WhatAuth
WhatAuth is a simple backend authentication helper.
npm install --save whatauth
Usage
Using WhatAuth is a two step process:
- Configure your OAuth2 providers.
- Fetch user profiles from those providers.
WhatAuth comes with default OAuth2 settings for Facebook, Google, and Github.

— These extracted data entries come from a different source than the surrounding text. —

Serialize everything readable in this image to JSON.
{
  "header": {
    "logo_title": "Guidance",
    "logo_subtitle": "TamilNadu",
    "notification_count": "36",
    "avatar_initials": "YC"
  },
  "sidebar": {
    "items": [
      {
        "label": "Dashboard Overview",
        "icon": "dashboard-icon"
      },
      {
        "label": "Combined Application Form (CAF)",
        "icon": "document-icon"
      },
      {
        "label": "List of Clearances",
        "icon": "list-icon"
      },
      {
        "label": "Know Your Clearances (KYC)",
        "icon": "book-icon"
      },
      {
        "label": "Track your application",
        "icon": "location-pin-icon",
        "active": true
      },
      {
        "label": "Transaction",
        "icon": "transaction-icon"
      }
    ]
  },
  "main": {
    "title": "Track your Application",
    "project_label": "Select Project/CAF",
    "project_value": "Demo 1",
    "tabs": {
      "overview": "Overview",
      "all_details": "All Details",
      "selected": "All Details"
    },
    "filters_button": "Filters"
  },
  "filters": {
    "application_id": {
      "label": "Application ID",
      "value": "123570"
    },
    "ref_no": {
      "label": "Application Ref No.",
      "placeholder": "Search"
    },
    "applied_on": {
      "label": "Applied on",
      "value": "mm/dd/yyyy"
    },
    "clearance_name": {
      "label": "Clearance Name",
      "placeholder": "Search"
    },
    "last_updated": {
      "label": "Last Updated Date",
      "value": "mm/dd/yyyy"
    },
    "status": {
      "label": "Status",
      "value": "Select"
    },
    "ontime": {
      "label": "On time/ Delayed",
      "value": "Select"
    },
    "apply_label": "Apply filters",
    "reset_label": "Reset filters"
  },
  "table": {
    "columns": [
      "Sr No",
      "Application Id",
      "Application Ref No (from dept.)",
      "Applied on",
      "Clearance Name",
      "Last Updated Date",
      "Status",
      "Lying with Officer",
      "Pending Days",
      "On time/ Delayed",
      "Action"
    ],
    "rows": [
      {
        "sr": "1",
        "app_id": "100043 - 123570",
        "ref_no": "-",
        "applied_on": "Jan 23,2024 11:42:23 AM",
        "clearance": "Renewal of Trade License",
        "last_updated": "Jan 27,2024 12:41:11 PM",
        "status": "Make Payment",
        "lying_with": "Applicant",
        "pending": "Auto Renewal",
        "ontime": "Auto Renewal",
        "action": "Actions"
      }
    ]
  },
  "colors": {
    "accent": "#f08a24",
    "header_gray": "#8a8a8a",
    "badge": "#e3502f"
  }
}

You, obviously, still need to provide your app's clientID
and clientSecret
.
var WhatAuth = require('whatauth');
var wa = new WhatAuth({
github: {
id: GITHUB_CLIENT_ID,
secret: GITHUB_CLIENT_SECRET,
},
});
Then fetch a user's profile with a query object. The query object should
contain a provider
, an authorizationCode
, and a redirectUri
.
This query object may come from a frontend library such as
ember-what-session or
torii.
wa.fetch(query).then(function(profile) {
// Use the profile object to find and modify an existing account in your
// database or create a new account.
});
The fetch
function returns a Promise, which can be used with ES6
async
/await
.
let profile = await wa.fetch(query);
WhatAuth convention is to provide a profile with the following five keys.
This can be changed by overriding the process
function in the provider's
configuration.
{
ident: 'provider:123',
name: 'Example User',
email: 'user@example.com',
image: 'profile-picture.jpg',
data: rawDataFromTheProvider
}
Test Helper
WhatAuth provides a fake OAuth provider called TestAuth:
var wa = new WhatAuth({ testauth: true });
var query = {
provider: 'testauth',
authCode: 'testauth-code-777',
redirectUri: 'http://localhost:3000'
}
wa.fetch(query).then(function(profile) {
// The profile object includes a dummy name, ident, email, and image.
});
Custom OAuth2 Provider
You can add your own OAuth2 providers in the configuration. A custom OAuth2 configuration might look something like:
config.auth = {
custom: {
accessTokenPath: "https://www.example.com/oauth2/v1/token",
profileUrl: "https://www.example.com/oauth2/v1/me",
process: function(data) {
return {
ident: 'example:' + data.id,
name: data.username,
email: data.email,
image: data.image,
data: data
};
}
}
}
See the source code in ./lib/whatauth.js
for examples of configuring
providers.
Note that WhatAuth is still under development and may change significantly.